However, there were two key limitations to economic development in Forfar: a lack of sustainable fresh water sources for domestic and business use; and a lack of basic fuel.
Eventually in 1881 the water problem was solved with the Den of Ogil reservoir. Several local lochs (e.g. Forfar, Restenneth, Rescobie) had been drained over the years to provide peat moss for fuel and marle as a fertilizer, but until coal started to arrive by train from the coast fuel was a continuing problem.
ECONOMIC DEVELOPMENT (18th & 19th century)
From its small beginnings home weaving grew into a great trade, bringing an amazing increase in Forfar’s population and wealth.
By 1750 Forfar 140 looms, by 1799 over 400/500 looms and by the late 1880’s over 3,000 inhabitants were involved in weaving.
This new wealth brought substantial improvement of everything in town: appearance of the streets and buildings; and the dress and manners of its inhabitants. Houses were built at an unprecedented rate; so much so that the Town Council brought in a ruling that no houses were to be built before plans had been submitted to them and approved. By 1840 the Forfar population had grown to some 9,000 inhabitants.

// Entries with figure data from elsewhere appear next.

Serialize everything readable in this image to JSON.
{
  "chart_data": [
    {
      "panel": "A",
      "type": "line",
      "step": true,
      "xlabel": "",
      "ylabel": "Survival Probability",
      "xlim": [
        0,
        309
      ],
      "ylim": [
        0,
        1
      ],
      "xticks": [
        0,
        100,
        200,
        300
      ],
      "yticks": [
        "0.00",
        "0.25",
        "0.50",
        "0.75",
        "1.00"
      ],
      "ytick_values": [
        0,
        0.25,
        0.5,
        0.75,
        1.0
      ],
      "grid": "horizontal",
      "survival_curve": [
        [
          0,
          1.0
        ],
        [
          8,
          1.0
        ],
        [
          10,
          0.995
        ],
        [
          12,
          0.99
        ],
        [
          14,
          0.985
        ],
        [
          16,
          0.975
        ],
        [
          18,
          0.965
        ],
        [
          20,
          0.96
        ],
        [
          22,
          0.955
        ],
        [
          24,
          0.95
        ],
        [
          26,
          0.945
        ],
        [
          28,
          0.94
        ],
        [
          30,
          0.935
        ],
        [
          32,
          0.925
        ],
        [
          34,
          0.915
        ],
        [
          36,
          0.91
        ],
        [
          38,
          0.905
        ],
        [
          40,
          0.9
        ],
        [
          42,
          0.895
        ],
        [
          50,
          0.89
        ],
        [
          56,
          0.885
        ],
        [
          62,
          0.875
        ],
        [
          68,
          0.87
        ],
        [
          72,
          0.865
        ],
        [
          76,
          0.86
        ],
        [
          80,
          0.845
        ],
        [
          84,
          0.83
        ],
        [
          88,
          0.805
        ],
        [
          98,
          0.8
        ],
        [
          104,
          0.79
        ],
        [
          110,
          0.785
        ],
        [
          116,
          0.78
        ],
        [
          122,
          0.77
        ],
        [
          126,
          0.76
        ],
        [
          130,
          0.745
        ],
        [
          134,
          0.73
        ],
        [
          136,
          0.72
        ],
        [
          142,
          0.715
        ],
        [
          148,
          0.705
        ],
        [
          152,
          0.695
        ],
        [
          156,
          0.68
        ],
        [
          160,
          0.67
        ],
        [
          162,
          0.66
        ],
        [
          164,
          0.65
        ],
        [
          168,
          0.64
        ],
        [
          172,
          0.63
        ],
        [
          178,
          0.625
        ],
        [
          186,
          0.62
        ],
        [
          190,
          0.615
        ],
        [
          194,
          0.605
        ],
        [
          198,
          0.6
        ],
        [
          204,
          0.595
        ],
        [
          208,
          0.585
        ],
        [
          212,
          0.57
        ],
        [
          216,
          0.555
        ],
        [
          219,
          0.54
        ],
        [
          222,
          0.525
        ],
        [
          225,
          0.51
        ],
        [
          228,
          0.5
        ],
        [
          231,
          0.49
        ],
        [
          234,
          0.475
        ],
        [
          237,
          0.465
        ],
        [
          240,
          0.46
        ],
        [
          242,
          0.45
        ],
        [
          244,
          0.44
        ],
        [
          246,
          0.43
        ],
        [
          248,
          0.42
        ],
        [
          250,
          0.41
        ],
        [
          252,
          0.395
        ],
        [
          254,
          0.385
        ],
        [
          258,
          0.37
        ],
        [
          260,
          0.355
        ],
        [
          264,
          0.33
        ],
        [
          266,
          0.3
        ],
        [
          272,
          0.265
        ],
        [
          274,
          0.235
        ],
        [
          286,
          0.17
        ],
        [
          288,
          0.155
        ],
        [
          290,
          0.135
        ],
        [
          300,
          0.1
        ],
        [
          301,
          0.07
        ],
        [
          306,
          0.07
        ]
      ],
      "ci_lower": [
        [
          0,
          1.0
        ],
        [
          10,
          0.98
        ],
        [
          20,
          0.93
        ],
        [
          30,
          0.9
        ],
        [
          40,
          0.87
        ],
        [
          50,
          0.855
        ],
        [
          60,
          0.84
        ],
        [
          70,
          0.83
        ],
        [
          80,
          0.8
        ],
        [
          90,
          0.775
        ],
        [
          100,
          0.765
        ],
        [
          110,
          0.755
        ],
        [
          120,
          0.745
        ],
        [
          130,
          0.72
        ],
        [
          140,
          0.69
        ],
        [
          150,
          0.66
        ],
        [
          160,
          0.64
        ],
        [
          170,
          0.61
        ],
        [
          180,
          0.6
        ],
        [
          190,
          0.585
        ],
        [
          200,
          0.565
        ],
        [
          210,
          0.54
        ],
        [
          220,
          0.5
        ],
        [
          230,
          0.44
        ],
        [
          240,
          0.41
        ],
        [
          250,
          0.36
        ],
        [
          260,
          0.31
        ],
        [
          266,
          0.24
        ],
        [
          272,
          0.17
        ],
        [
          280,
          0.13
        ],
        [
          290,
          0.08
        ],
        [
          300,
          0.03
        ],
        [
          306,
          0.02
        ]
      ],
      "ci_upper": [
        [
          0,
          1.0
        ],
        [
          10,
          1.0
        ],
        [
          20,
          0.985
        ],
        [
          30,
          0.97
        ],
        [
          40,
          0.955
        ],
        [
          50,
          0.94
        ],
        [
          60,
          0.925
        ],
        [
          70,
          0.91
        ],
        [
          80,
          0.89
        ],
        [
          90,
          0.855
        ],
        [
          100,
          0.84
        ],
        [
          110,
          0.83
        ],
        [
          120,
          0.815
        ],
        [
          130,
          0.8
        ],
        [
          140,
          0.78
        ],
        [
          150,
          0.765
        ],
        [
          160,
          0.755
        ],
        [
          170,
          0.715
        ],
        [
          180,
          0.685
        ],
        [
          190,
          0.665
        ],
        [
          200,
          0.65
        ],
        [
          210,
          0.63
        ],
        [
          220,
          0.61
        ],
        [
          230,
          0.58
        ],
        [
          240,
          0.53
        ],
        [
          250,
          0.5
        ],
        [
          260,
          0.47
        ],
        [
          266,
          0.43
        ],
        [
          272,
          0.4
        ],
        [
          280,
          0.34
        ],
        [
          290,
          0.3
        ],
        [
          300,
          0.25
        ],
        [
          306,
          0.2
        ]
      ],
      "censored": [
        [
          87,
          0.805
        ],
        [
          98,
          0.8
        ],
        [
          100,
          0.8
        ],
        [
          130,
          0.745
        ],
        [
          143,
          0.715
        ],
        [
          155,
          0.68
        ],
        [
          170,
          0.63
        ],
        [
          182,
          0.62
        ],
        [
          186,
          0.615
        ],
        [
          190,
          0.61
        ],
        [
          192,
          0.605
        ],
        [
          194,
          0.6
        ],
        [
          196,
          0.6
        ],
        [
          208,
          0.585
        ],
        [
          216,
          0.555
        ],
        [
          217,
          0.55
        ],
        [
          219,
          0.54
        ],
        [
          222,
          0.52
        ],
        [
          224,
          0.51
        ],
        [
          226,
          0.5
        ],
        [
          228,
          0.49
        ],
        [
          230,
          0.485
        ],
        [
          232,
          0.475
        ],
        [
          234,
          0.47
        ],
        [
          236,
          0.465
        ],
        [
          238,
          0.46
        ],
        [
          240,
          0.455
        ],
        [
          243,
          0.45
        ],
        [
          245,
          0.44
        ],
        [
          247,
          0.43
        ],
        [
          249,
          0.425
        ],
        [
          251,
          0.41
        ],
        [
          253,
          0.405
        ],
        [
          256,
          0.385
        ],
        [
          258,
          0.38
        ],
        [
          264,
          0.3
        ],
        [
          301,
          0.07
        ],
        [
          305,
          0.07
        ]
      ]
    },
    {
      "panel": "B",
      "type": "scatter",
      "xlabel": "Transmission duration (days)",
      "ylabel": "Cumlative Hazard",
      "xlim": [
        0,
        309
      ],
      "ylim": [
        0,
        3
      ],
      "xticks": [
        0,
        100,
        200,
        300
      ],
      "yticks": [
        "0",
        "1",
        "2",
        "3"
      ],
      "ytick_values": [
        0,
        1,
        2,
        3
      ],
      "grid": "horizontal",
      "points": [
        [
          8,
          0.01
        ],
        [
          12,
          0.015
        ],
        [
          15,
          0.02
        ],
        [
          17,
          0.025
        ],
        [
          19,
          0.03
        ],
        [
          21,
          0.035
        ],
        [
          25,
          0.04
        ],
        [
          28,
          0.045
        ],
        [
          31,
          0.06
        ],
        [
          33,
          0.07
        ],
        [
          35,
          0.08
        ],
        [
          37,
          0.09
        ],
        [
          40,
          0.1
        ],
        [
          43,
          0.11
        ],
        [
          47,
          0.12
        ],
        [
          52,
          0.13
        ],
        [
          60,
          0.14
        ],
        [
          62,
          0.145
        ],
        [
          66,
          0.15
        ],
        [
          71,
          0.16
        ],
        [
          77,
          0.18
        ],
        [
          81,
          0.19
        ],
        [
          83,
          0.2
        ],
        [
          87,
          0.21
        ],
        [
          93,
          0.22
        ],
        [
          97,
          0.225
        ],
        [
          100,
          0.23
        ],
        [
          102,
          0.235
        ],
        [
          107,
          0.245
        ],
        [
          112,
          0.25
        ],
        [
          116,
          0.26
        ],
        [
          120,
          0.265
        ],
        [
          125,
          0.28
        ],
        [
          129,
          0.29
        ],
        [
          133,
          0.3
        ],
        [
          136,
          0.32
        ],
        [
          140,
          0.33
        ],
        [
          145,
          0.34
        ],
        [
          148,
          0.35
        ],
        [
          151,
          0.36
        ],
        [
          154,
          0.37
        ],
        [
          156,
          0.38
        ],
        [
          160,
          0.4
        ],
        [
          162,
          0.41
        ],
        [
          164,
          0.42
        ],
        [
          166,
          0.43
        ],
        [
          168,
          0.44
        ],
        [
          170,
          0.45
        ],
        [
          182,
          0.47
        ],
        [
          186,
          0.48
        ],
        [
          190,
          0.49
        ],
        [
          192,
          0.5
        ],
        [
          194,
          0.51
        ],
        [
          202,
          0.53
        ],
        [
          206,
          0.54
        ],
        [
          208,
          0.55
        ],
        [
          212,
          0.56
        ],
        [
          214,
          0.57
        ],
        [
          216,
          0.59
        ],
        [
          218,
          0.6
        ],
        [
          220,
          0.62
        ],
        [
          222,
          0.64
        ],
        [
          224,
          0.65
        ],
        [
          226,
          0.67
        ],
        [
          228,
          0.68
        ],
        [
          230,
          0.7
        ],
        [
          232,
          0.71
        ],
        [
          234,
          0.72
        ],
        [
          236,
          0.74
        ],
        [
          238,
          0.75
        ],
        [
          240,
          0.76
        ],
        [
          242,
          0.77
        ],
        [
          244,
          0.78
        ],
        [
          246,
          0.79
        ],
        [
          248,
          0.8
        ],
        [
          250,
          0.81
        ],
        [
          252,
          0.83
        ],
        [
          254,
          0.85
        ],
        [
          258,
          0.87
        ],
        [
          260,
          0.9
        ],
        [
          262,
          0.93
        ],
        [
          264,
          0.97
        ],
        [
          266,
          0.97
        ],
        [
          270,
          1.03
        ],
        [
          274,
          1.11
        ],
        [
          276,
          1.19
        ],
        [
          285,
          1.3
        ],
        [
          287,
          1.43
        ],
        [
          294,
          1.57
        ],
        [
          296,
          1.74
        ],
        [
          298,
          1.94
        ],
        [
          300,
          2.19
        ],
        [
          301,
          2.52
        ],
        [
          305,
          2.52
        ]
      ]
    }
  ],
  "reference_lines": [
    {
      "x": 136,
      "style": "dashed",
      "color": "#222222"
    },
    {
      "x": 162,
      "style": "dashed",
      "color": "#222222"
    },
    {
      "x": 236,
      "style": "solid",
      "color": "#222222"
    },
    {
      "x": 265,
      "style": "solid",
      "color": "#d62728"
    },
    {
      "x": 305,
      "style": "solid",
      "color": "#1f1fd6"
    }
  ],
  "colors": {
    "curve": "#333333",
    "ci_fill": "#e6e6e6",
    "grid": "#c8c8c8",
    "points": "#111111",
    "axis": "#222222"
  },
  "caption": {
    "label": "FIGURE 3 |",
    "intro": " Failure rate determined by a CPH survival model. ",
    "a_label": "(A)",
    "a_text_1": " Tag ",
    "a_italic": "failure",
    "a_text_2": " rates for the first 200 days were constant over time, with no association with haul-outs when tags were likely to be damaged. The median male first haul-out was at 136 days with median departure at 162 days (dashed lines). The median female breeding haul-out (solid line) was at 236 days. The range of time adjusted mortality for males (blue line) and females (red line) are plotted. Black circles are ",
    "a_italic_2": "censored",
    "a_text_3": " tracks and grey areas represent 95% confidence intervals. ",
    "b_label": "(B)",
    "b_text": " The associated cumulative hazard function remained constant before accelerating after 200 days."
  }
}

Gradually, however, there was a consolidation and centralization across the weaving industry, with loom sheds and trading companies (see the Don Brothers story opposite). In the mid 1800’s power looms, the steam engine, and large factories in central Scotland began to bring an end to this cottage industry. The Incorporation of weavers was abolished by an Act of Parliament to remove their restrictive practices and bring improvement to the linen trade.
During the late 18th century important changes were also taking place in the surrounding countryside and agricultural practices were changing fast. The traditional runrig system of subsistence farming was abolished by the beginning of the 19th century and money began to be invested in agricultural development.
In the late 18th century turnpike roads were constructed between Forfar and Dundee and to Perth, and contributed to opening up the whole area for the movement of people and goods, and increased commercial activity. In 1839 the Arbroath and Forfar Railway pioneered rail travel and goods transport in the north-east of Scotland. It took stone from the Forfar quarries and woven linen goods to the coast and brought-in essential coal and lime (as fertilizer). This railway was followed by rail connections with Aberdeen and Perth, and later in the 1800’s by rail connections to the south (Edinburgh & Glasgow) and to England.
Gas, water & sewage
In the latter part of the 19th century a number of important civic improvements took place (lead in some cases by John Adam Whyte, as Town Councilor and Lord Provost). With coal from the coast a Burgh Gas Corporation was established (1879) and public lighting introduced. Sewage works were implemented and finally a supply of gravitation piped water was introduced in 1881, sourced from a reservoir created in the Den of Ogil (1878).